Synthesis and Characterization of Nanostructured Materials Based on Metal Oxides for Sensor Applications

Abstract

This paper describes the methodology of synthesis and characterization in nanostructured samples based on alumina and tin oxide for potential applications as gas sensors. In the process 99.95% purity aluminum sheets were used, in which an anodizing process was applied to form the nanoporous templates of alumina. Subsequently, the samples with the alumina formed are used to introduce tin material by electrodeposition, which were sintered at 400, 450, 500 and 550 °C, in order to analyze the formation of stannic oxide.
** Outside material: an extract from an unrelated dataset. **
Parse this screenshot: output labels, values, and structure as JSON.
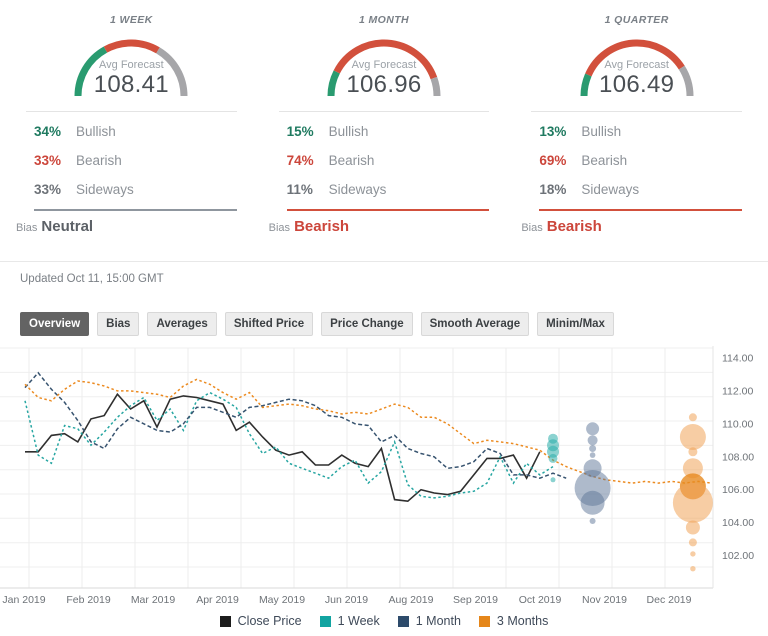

The characterization of the samples was carried out through scanning electron microscopy, energy dispersive spectroscopy, X-ray diffraction and capacitive tests. The SEM images analyzed by Image J present a homogenous distribution of pores with a resulting porosity level of 18.6%. The morphological parameters obtained from these images indicate a pore size of average diameter at 24.0 nm, and a nanoporous film thickness of 12.0 µm. The resulting value of the pore density in the samples was 4.46x10^10 pores/cm2. The analysis of the X-ray diffraction patterns indicates the formation of the nanocrystalline rutile phase structure, mainly for samples sintered at 550 °C. The presented results show that the methodologies used in the synthesis of tin oxide nanowires produce good quality nanostructures with potential applications as gas sensors.